Slow, steady climb for home prices
Home prices are forecast to increase in 2014, but local realtors expect sales to remain steady as they look forward to the new year.
“The price increase will be a slower, steady climb this year. In our area we don’t have huge fluctuations in pricing that may be seen in other places,” said Nancy Arthur, owner of Advantage Real Estate in Marietta.
She said that’s good news for the local market.
“Sellers won’t have to take big losses and buyers don’t have to worry about high home costs,” Arthur said. “And interest rates on mortgages are very good. There could be a slight increase in those rates from 4.5 percent to 5 percent, but even if interest rates go to 6.5 percent or 7 percent, that’s still not bad.”

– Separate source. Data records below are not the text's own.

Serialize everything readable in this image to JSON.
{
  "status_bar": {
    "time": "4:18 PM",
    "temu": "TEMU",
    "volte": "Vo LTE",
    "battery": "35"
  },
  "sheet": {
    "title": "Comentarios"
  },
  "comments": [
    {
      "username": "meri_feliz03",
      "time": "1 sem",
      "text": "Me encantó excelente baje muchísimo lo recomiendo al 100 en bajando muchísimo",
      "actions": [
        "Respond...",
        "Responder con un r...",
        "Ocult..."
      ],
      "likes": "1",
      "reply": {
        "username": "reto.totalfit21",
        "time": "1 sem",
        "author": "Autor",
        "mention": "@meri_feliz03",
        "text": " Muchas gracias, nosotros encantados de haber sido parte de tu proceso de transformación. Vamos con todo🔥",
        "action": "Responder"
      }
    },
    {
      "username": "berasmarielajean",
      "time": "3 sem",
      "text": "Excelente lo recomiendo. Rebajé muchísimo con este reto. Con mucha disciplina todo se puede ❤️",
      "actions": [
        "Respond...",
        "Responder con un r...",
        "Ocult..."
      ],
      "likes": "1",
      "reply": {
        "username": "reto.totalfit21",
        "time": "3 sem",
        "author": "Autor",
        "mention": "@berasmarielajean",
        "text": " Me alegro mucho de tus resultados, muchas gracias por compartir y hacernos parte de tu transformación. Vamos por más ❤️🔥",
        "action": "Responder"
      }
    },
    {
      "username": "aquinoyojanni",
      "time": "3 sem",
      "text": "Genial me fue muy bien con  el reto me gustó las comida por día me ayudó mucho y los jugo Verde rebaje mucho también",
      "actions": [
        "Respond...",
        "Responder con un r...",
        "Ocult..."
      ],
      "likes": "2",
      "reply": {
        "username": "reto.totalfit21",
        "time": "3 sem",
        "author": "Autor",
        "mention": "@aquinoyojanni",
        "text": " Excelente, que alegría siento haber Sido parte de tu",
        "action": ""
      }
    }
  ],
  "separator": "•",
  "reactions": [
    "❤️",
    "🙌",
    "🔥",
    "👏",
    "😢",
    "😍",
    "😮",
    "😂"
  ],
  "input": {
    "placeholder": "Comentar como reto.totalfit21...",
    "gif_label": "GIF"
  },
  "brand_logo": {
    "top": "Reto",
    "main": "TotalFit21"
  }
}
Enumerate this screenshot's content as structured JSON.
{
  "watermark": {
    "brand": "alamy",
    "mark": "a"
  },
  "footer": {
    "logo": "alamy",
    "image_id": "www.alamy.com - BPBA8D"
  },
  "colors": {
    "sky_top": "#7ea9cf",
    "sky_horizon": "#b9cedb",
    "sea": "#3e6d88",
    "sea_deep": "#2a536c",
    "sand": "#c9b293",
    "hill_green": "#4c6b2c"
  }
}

Nationally home sales and prices are projected to rise in 2014, but most economists expect those increases will come more slowly than in the past year, according to a recent report from the Associated Press.
Real estate data watcher CoreLogic reported home prices in November were up by a total 11.8 percent over the previous year, but the price gain between October and November was only 0.1 percent.
Still, in December the percentage of Americans planning to buy a home in the next six months was the highest since July, according to the AP, and just this weekend Federal Reserve Chairman Ben Bernanke said improvement in Americans’ finances make the outlook for home sales brighter in 2014.
Steve McCarthy, managing broker with Real Living McCarthy Real Estate in Marietta, agrees.
“If the projections are correct about the current shale oil and gas boom, we’re on the edge of a home sales boom, too,” he said.
McCarthy said the demand for housing will pressure the local market on both sides of the Ohio River.
“That should have a tremendous impact on home sales in this area,” he said. “So I think prices will go up on both new and existing homes. It’s simply a matter of supply and demand.”
He agreed with Arthur that every real estate market is different throughout the nation.
“Real estate is local by nature,” McCarthy said. “What’s happening in Washington County can be totally different than in other areas. As a rule the Mid-Ohio Valley market is pretty stable. And we’re set to be the beneficiary of this oil and gas boom.”